American Aquarium have been called the hardest working band on the planet, and it is a designation they’ve earned well, in their ten years of relentless touring. They rolled into Nashville’s 3rd and Lindsley for a Nashville Sunday Night show, closing out one leg of their 2015 tour that has kept them away from home since mid-June.
When 2015 ends, the band will have played over 250 shows in support of their latest album, Wolves. It is an album and tour that almost never happened. When the band released their previous album, Burn.Flicker.Die, it was intended to be a swan song. Touring so hard for so long takes a physical and emotional toll. Something happened along the way, however, that changed the plan. The album caught on, band leader B.J. Barham got sober, and the flame was rekindled.
During the hour-long set on this night (the show was broadcast live on Nashville radio station Lightning 100), the band played with the ease of folks who are grateful for this new lease on life. This ease served them well on the opening three songs all from their latest album: “Man I’m Supposed to Be,” “Wolves,” and the gorgeous “Southern Sadness.”

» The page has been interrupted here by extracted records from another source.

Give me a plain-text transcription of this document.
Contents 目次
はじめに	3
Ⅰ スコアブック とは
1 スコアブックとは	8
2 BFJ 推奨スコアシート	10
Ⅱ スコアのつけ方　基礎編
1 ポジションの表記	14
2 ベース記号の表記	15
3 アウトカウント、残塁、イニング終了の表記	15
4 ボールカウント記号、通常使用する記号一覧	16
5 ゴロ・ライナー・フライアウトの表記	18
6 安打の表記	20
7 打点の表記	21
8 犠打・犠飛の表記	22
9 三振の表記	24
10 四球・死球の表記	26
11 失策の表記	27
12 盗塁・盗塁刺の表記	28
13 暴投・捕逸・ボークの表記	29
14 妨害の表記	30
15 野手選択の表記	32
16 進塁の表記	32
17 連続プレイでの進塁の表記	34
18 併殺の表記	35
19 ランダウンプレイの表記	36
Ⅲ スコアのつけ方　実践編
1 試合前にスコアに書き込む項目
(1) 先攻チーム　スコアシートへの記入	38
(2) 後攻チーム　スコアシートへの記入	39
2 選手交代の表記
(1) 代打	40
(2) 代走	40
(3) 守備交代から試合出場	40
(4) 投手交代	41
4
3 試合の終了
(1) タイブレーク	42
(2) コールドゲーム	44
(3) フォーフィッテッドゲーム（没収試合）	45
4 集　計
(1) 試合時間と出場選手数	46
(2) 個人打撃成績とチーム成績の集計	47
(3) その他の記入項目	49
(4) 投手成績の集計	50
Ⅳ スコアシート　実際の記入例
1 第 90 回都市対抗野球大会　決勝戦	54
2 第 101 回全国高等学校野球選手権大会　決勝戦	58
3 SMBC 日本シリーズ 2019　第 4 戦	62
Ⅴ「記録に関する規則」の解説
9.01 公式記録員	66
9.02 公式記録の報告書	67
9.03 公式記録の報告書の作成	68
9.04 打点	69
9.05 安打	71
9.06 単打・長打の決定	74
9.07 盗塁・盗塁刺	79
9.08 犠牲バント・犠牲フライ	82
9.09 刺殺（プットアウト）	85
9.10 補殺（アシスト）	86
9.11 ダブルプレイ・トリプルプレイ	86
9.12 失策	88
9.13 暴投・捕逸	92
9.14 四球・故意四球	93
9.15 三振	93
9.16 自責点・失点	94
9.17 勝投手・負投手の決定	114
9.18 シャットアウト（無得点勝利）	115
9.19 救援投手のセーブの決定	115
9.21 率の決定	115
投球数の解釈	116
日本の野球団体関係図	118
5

“Broken windshield and Mardi Gras beads,” Barham sang — the opening lines of “Casualties” from Burn.Flicker.Die. It’s one of the band’s best songs, which brought the crowd up and showed that the band still had energy for the last show of this leg of their seemingly never-ending tour.
They reached back to 2010’s Small Town Hymn for “Hurricane” — a metaphor for a devastating woman who once dated two members of the band simultaneously. “Lonely Ain’t Easy,” meanwhile, was easily the crowd favorite of the set.
“Losing Side of 25” and “End Over End” from Wolves were followed by “Jacksonville” from the previous album, and the band ended the set with two more songs from Wolves. The last was the devastating “Family Problems” — a song made hopeful in light of Barham’s recovery.
After the broadcast ended, Barham returned to the stage alone for an unexpected encore. He played “Road to Nowhere” from 2008’s The Bible and The Bottle album before bringing the band back for one final song, “Ramblin’ Ways” from Wolves. It’s an upbeat song about the economic realities of the music business and of the importance of having someone to come home to at the end of a long tour.
Nashville by way of Muscle Shoals duo Firekid opened the show with a set of great songs that mixed acoustic and electronic sounds in a unique way (one song featured musical accompaniment by a programmed Gameboy). “Americana Dream” was perhaps the duo’s best song — a pretty funny take on the ubiquitousness of the still relatively new musical genre.